Who Coined Britpop?

Short Answer

Stuart Maconie. Oh, was it John Robb?


Long Answer

John Robb first used “Britpop” in the late ’80s. A joke, really. A throwaway in Sounds and fanzines like Rox, riffing on “Britcore” and the scrappy new crop of British guitar bands. It wasn’t a manifesto. Just a word kicked around by a writer who made up a lot of them. Some stuck. This one lingered.

Fast-forward to 1993. Stuart Maconie, newly freelance and sick of plaid-shirted grunge, used it in Select magazine alongside Suede, Blur and Pulp. The headline read “Yanks Go Home”. The tone was part cheek, part quiet defiance. This was pop that came from dole queues, not diners. More Likely Lads than Lollapalooza.

Robb named it. Maconie branded it. The word grew legs, then wings, then ego. Within two years it was Noel in Number 10, Damon in a parka, and lad mags calling it a revolution. It stopped being music and started being product.

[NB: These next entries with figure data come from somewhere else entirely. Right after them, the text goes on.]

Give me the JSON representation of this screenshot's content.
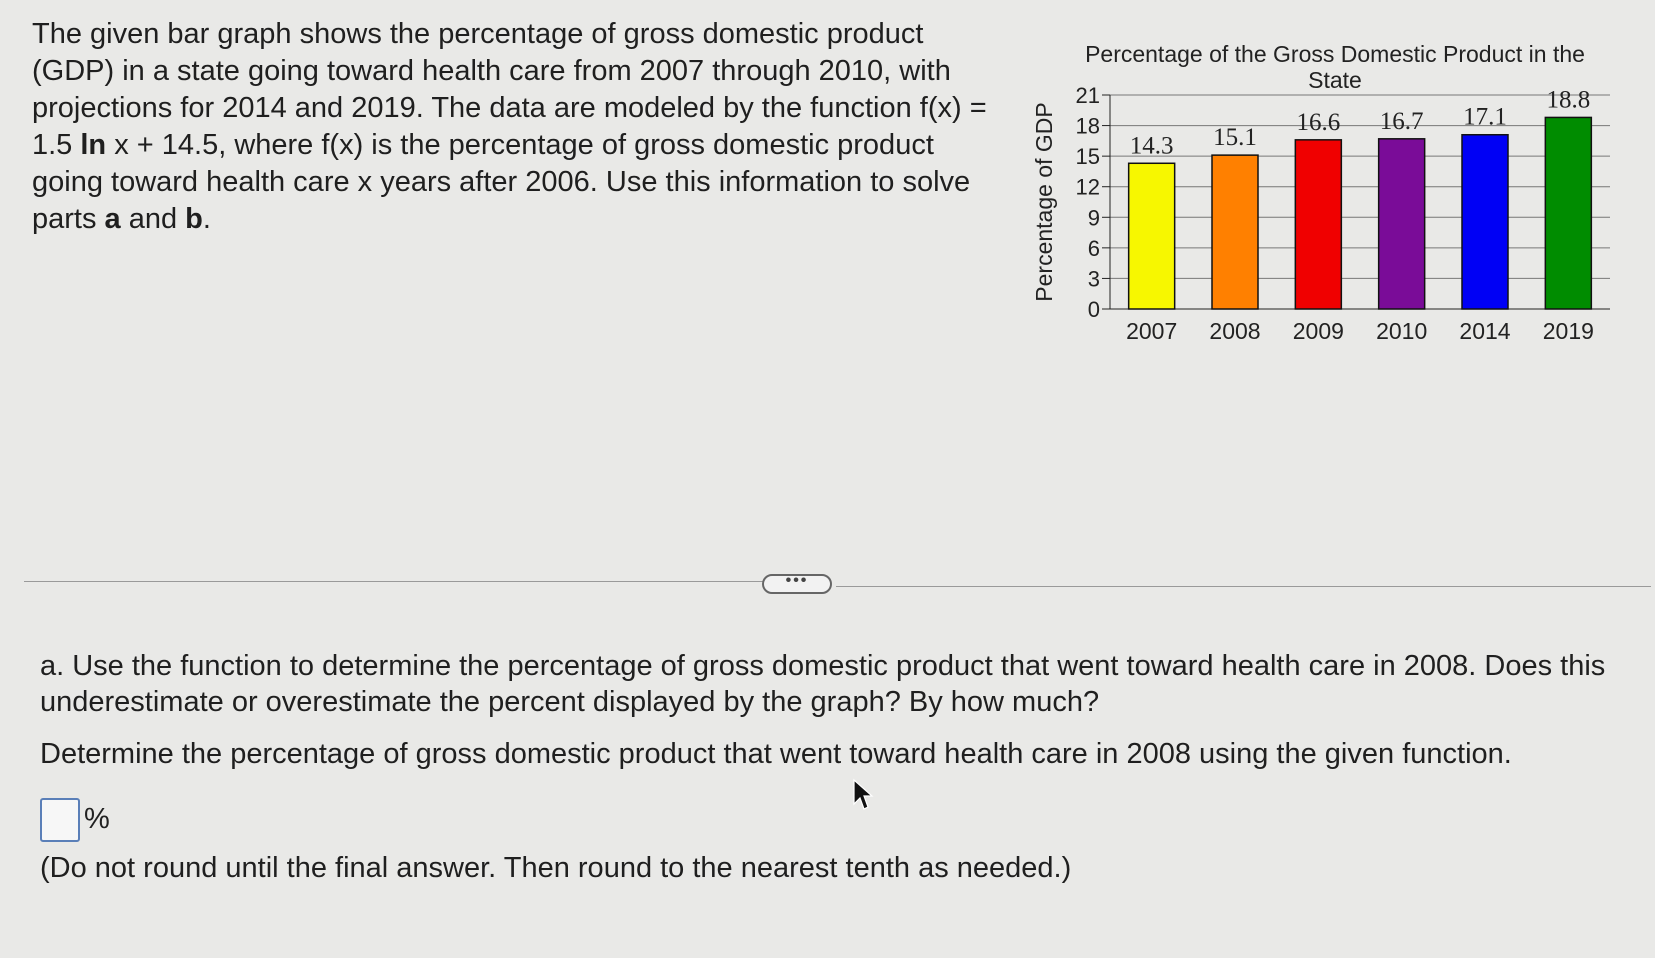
{
  "intro": {
    "part1": "The given bar graph shows the percentage of gross domestic product (GDP) in a state going toward health care from 2007 through 2010, with projections for 2014 and 2019. The data are modeled by the function f(x) = 1.5 ",
    "ln": "ln",
    "part2": " x + 14.5, where f(x) is the percentage of gross domestic product going toward health care x years after 2006. Use this information to solve parts ",
    "a": "a",
    "and": " and ",
    "b": "b",
    "end": "."
  },
  "more_button": "•••",
  "question": {
    "text": "a. Use the function to determine the percentage of gross domestic product that went toward health care in 2008. Does this underestimate or overestimate the percent displayed by the graph? By how much?"
  },
  "instruction": "Determine the percentage of gross domestic product that went toward health care in 2008 using the given function.",
  "answer": {
    "value": "",
    "unit": "%"
  },
  "note": "(Do not round until the final answer. Then round to the nearest tenth as needed.)",
  "chart_data": {
    "type": "bar",
    "title": "Percentage of the Gross Domestic Product in the State",
    "title_lines": [
      "Percentage of the Gross Domestic Product in the",
      "State"
    ],
    "ylabel": "Percentage of GDP",
    "xlabel": "",
    "categories": [
      "2007",
      "2008",
      "2009",
      "2010",
      "2014",
      "2019"
    ],
    "values": [
      14.3,
      15.1,
      16.6,
      16.7,
      17.1,
      18.8
    ],
    "data_labels": [
      "14.3",
      "15.1",
      "16.6",
      "16.7",
      "17.1",
      "18.8"
    ],
    "colors": [
      "#f7f700",
      "#ff8000",
      "#f00000",
      "#7a0c98",
      "#0000f5",
      "#008c00"
    ],
    "yticks": [
      0,
      3,
      6,
      9,
      12,
      15,
      18,
      21
    ],
    "ylim": [
      0,
      21
    ],
    "grid": true,
    "legend": "none"
  }
}
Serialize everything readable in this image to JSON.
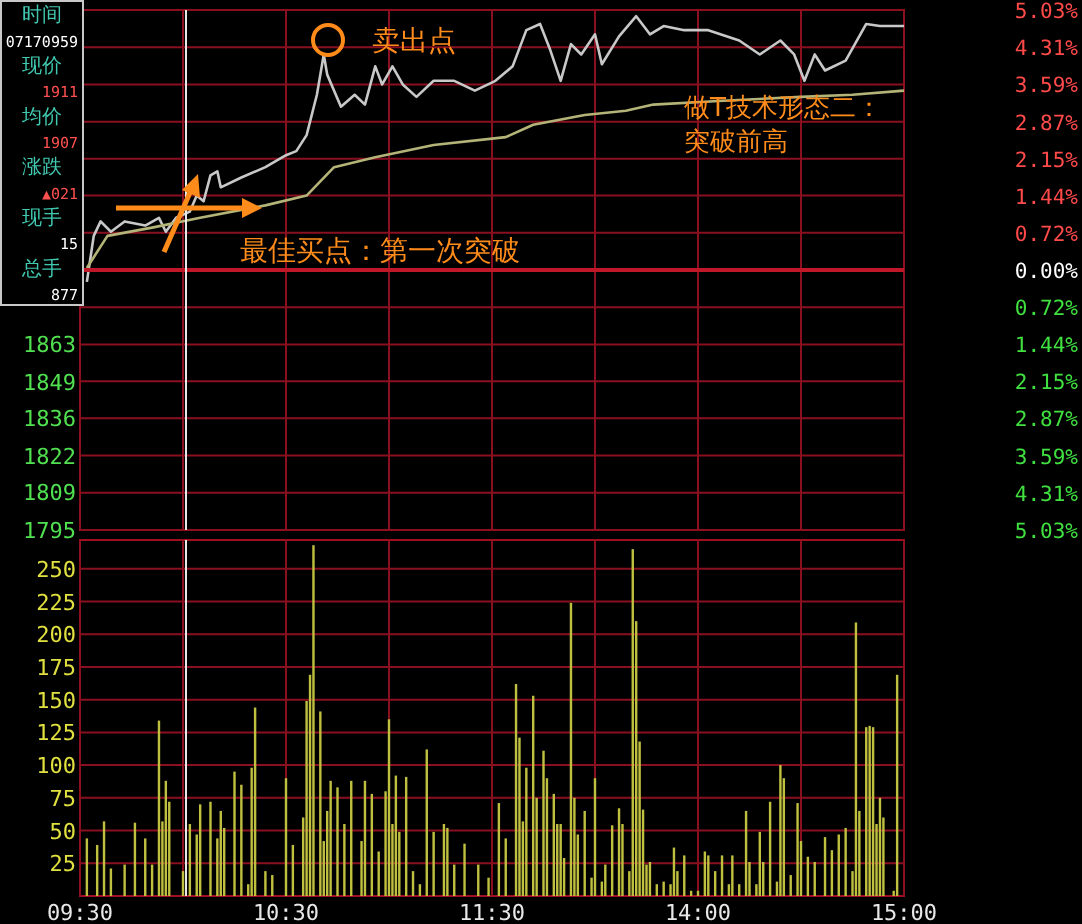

Robb’s version never stood a chance. His Britpop was regional, DIY and faintly suspicious of London. Maconie’s had melancholy and wit. What followed had slogans, sponsorship deals and nothing much to say. The bands either imploded or left the party early. The word stuck around long after the meaning went home.

So yes. Robb coined it. Maconie gave it style. The rest of us watched it get rinsed.